Made in Franken: Final Breath

Bandvorstellung einer fränkischen Death Metal Band

In unserer neuen Serie stellen wir euch fränkische bzw. bayrische Metalbands vor, die bereits in ihrer Region oder auch darüber hinaus einen gewissen Bekanntheitsgrad erreicht haben. Heute mit Final Breath!

Name: Final Breath

Gründung: 1993

Musikrichtung: Death Metal, Thrash Metal

Links: https://de-de.facebook.com/finalbreathofficial
https://www.instagram.com/finalbreathofficial

Bandmitglieder:

Gitarre/Leads – Jörg Breitenbach
Schlagzeug – Heiko Krumpholz
Bass – Thomas Wissel
Gesang – Patrick Gadja

Diskografie:

  • 1995: Soul Change MCD (no Label)
  • 1997: End Of It All MCD (no Label)
  • 2000: Flash Burnt Cruxifies (Gutter Records)
  • 2002: Mind Explosion (Nuclear Blast)
  • 2004: Let Me Be Your Tank (Remedy Records)
  • 2018: Of Death And Sin (Metalville/Rough Trade)

Die Lohrer Band Final Breath wusste seit ihrer Gründung schon immer, wo es musikalisch hingehen soll – an die Spitze des deutschen Metals! In Eigenarbeit finanzierte die Band 1995 und 1997 ihr erstes Demo und eine erste EP und brachte diese unter das Volk. Vom anfänglichen Melodic Death ging es mehr und mehr in Richtung Thrash Metal. Auch die erste LP Flash Burnt Cruxifies wird vorfinanziert und in den Stage One Studios bei Andy Claasen aufgenommen. Gutter Records veröffentlicht den Erstling 2000, der bei Presse und Metalliebhabern gleichermaßen gut angenommen wird.

Aufgrund unterschiedlicher Auffassungen waren Final Breath dann erneut auf Labelsuche und mussten auch ihr zweites Werk Mind Explosion selbst vorfinanzieren.

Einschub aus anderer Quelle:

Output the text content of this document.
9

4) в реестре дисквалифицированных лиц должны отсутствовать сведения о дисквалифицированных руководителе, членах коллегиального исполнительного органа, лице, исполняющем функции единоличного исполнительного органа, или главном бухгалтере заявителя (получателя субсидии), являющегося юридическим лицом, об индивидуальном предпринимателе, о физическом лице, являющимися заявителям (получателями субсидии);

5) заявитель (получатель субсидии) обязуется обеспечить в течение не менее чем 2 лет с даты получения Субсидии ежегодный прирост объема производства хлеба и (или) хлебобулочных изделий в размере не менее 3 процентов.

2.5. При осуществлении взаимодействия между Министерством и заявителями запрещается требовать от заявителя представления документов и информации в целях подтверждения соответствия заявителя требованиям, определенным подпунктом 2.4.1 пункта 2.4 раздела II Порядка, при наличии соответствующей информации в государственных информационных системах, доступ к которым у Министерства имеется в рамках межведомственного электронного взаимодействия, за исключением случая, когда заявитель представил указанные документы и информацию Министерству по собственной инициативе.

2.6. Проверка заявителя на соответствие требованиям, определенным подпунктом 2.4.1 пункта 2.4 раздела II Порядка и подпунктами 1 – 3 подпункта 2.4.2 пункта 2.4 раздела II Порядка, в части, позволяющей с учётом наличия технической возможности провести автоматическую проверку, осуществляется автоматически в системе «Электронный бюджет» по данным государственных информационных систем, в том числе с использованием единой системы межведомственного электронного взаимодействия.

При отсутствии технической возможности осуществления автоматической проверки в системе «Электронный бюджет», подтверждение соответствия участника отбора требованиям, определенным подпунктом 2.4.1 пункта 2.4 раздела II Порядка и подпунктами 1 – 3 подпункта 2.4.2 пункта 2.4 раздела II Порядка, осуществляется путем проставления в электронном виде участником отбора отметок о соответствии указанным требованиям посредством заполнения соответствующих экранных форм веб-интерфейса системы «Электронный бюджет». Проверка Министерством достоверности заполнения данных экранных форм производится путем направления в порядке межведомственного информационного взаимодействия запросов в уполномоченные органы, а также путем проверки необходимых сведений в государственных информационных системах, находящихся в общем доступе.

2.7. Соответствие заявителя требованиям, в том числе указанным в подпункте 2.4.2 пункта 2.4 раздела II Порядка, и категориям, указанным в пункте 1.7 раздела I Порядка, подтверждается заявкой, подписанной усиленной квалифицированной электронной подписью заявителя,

Nuclear Blast veröffentlicht 2002 das Album. Der Stilmix aus Death und Thrash wurde verfeinert, was sich auch in den Songs spiegelte. Der Bekanntheitsgrad der Band stieg und auch live wurden sie eine feste Institution in der deutschen Metalszene.

Drittes Album, drittes Label: Auf eigene Faust geht es erneut zu Andy Claasen in die Stage One Studios um Let Me Be Your Tank einzutrümmern. Das renommierte Hamburger Label Remedy Records lässt den fränkischen Panzer auf die Metalwelt 2004 los. Das Album schlägt wie ein Hammer ein und die hiesige Metalpresse bezeichnet es als „das stärkste Album der Band“. Jetzt ist Final Breath aus der Extrem Metal Szene nicht mehr wegzudenken und wird auch im europäischen Ausland wahrgenommen. Live stellen sie ihr Können bei der Europatour mit Illdisposed und Ancient unter Beweis sowie bei Auftritten beim Party.San und Summer Breeze.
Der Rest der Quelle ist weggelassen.